Egal, welches Ergebnis Schlichter Heiner Geißler heute verkünden wird – Palmer gehört schon jetzt zu den Gewinnern. Keiner hat sich bei den neun Sitzungstagen mehr profiliert als der eloquente Mathematiker. Zahllose Berichte in den Nachrichtensendungen, seitenweise Präsenz in den Printmedien und Live-Übertragung im Internet – den Tübinger Oberbürgermeister kennt inzwischen die ganze Republik. Dabei ist der 38-Jährige gerade in Elternzeit und saß deshalb nur als Privatmann und nicht in offizieller Funktion am Schlichtungstisch. Palmer war nicht nur Wortführer der Grünen, er prägte die Schlichtungsgespräche: immer hellwach, aufmerksam und konditionsstark meisterte er dieses Marathon. Allenfalls Baden-Württembergs Umwelt- und Verkehrsministerin Tanja Gönner und Bahn-Vorstand Kefer waren ihm gewachsen. Und wo war Stuttgarts Oberbürgermeister Wolfgang Schuster? Palmer degradierte ihn zur Randfigur. Noch ziert sich Palmer, bei der nächsten OB-Wahl in Stuttgart anzutreten.
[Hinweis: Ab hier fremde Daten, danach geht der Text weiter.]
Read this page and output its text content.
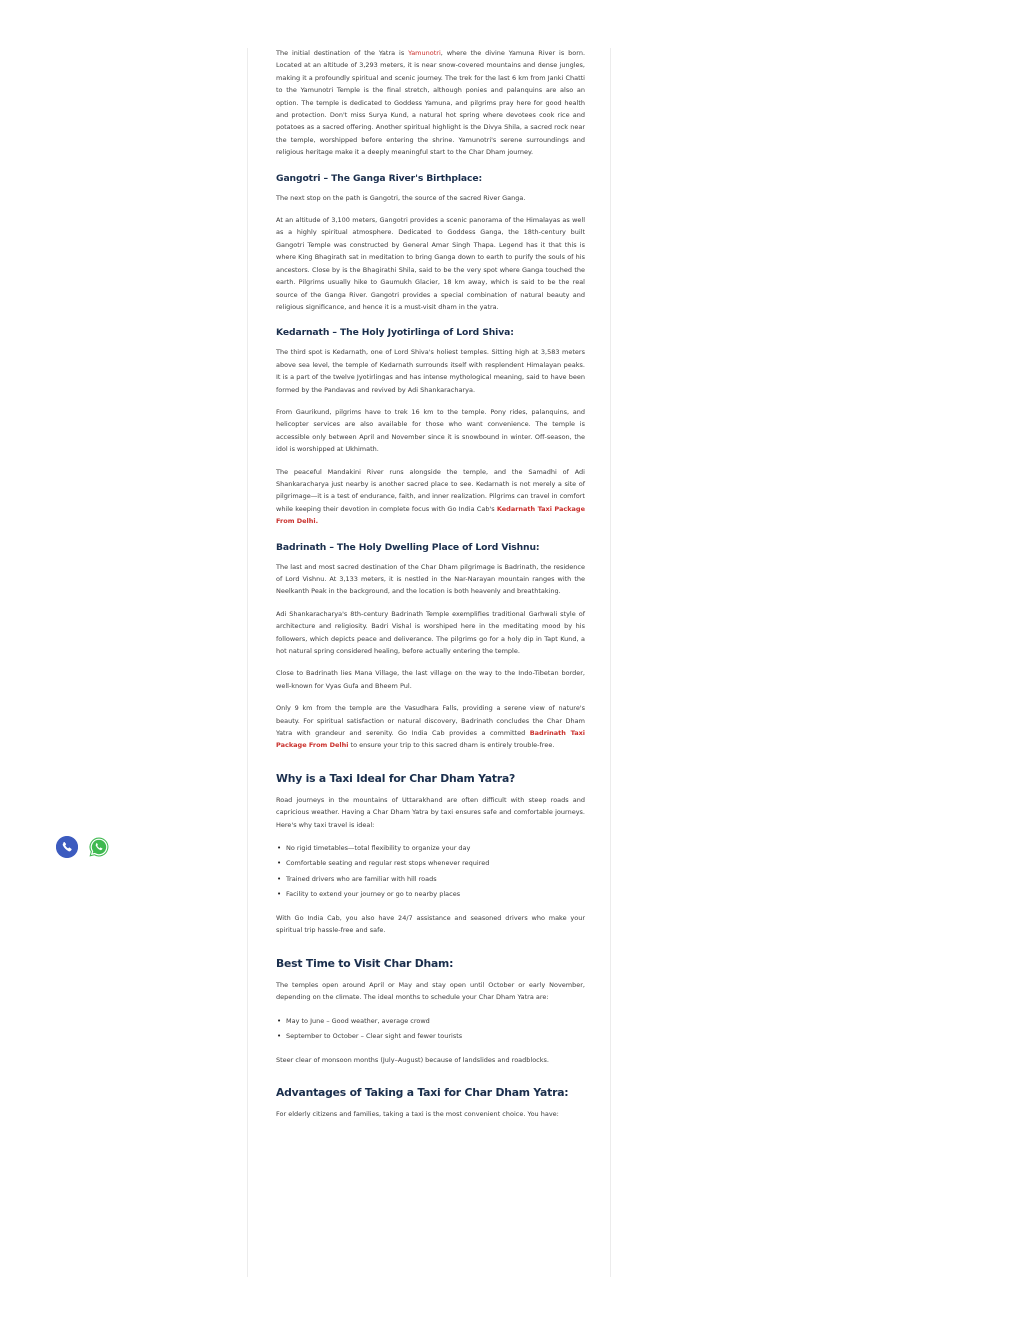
The initial destination of the Yatra is Yamunotri, where the divine Yamuna River is born. Located at an altitude of 3,293 meters, it is near snow-covered mountains and dense jungles, making it a profoundly spiritual and scenic journey. The trek for the last 6 km from Janki Chatti to the Yamunotri Temple is the final stretch, although ponies and palanquins are also an option. The temple is dedicated to Goddess Yamuna, and pilgrims pray here for good health and protection. Don't miss Surya Kund, a natural hot spring where devotees cook rice and potatoes as a sacred offering. Another spiritual highlight is the Divya Shila, a sacred rock near the temple, worshipped before entering the shrine. Yamunotri's serene surroundings and religious heritage make it a deeply meaningful start to the Char Dham journey.

Gangotri – The Ganga River's Birthplace:

The next stop on the path is Gangotri, the source of the sacred River Ganga.

At an altitude of 3,100 meters, Gangotri provides a scenic panorama of the Himalayas as well as a highly spiritual atmosphere. Dedicated to Goddess Ganga, the 18th-century built Gangotri Temple was constructed by General Amar Singh Thapa. Legend has it that this is where King Bhagirath sat in meditation to bring Ganga down to earth to purify the souls of his ancestors. Close by is the Bhagirathi Shila, said to be the very spot where Ganga touched the earth. Pilgrims usually hike to Gaumukh Glacier, 18 km away, which is said to be the real source of the Ganga River. Gangotri provides a special combination of natural beauty and religious significance, and hence it is a must-visit dham in the yatra.

Kedarnath – The Holy Jyotirlinga of Lord Shiva:

The third spot is Kedarnath, one of Lord Shiva's holiest temples. Sitting high at 3,583 meters above sea level, the temple of Kedarnath surrounds itself with resplendent Himalayan peaks. It is a part of the twelve Jyotirlingas and has intense mythological meaning, said to have been formed by the Pandavas and revived by Adi Shankaracharya.

From Gaurikund, pilgrims have to trek 16 km to the temple. Pony rides, palanquins, and helicopter services are also available for those who want convenience. The temple is accessible only between April and November since it is snowbound in winter. Off-season, the idol is worshipped at Ukhimath.

The peaceful Mandakini River runs alongside the temple, and the Samadhi of Adi Shankaracharya just nearby is another sacred place to see. Kedarnath is not merely a site of pilgrimage—it is a test of endurance, faith, and inner realization. Pilgrims can travel in comfort while keeping their devotion in complete focus with Go India Cab's Kedarnath Taxi Package From Delhi.

Badrinath – The Holy Dwelling Place of Lord Vishnu:

The last and most sacred destination of the Char Dham pilgrimage is Badrinath, the residence of Lord Vishnu. At 3,133 meters, it is nestled in the Nar-Narayan mountain ranges with the Neelkanth Peak in the background, and the location is both heavenly and breathtaking.

Adi Shankaracharya's 8th-century Badrinath Temple exemplifies traditional Garhwali style of architecture and religiosity. Badri Vishal is worshiped here in the meditating mood by his followers, which depicts peace and deliverance. The pilgrims go for a holy dip in Tapt Kund, a hot natural spring considered healing, before actually entering the temple.

Close to Badrinath lies Mana Village, the last village on the way to the Indo-Tibetan border, well-known for Vyas Gufa and Bheem Pul.

Only 9 km from the temple are the Vasudhara Falls, providing a serene view of nature's beauty. For spiritual satisfaction or natural discovery, Badrinath concludes the Char Dham Yatra with grandeur and serenity. Go India Cab provides a committed Badrinath Taxi Package From Delhi to ensure your trip to this sacred dham is entirely trouble-free.

Why is a Taxi Ideal for Char Dham Yatra?

Road journeys in the mountains of Uttarakhand are often difficult with steep roads and capricious weather. Having a Char Dham Yatra by taxi ensures safe and comfortable journeys. Here's why taxi travel is ideal:

• No rigid timetables—total flexibility to organize your day
• Comfortable seating and regular rest stops whenever required
• Trained drivers who are familiar with hill roads
• Facility to extend your journey or go to nearby places

With Go India Cab, you also have 24/7 assistance and seasoned drivers who make your spiritual trip hassle-free and safe.

Best Time to Visit Char Dham:

The temples open around April or May and stay open until October or early November, depending on the climate. The ideal months to schedule your Char Dham Yatra are:

• May to June – Good weather, average crowd
• September to October – Clear sight and fewer tourists

Steer clear of monsoon months (July–August) because of landslides and roadblocks.

Advantages of Taking a Taxi for Char Dham Yatra:

For elderly citizens and families, taking a taxi is the most convenient choice. You have:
Aber Beobachter gehen fest davon aus, dass es bei Palmer trotz der „hohen Zufriedenheit“ in seinem Job nur eine Frage der Zeit ist, wann er zu Höherem aufsteigt. In seiner Heimatstadt Tübingen haben ihm die nachgesagten Ambitionen bereits harsche Kritik eingetragen. Aber Palmer ficht das nicht an.

Stattdessen schwört er seine Heimatstadt unter dem Motto „Tübingen macht blau“ auf Energieeffizienz und alternative Energiequellen ein. Und überrascht selbst Gegner mit der Geschwindigkeit, mit der er die Projekte umsetzt.

Kommentare zu " Boris Palmer: Der Star von Stuttgart 21"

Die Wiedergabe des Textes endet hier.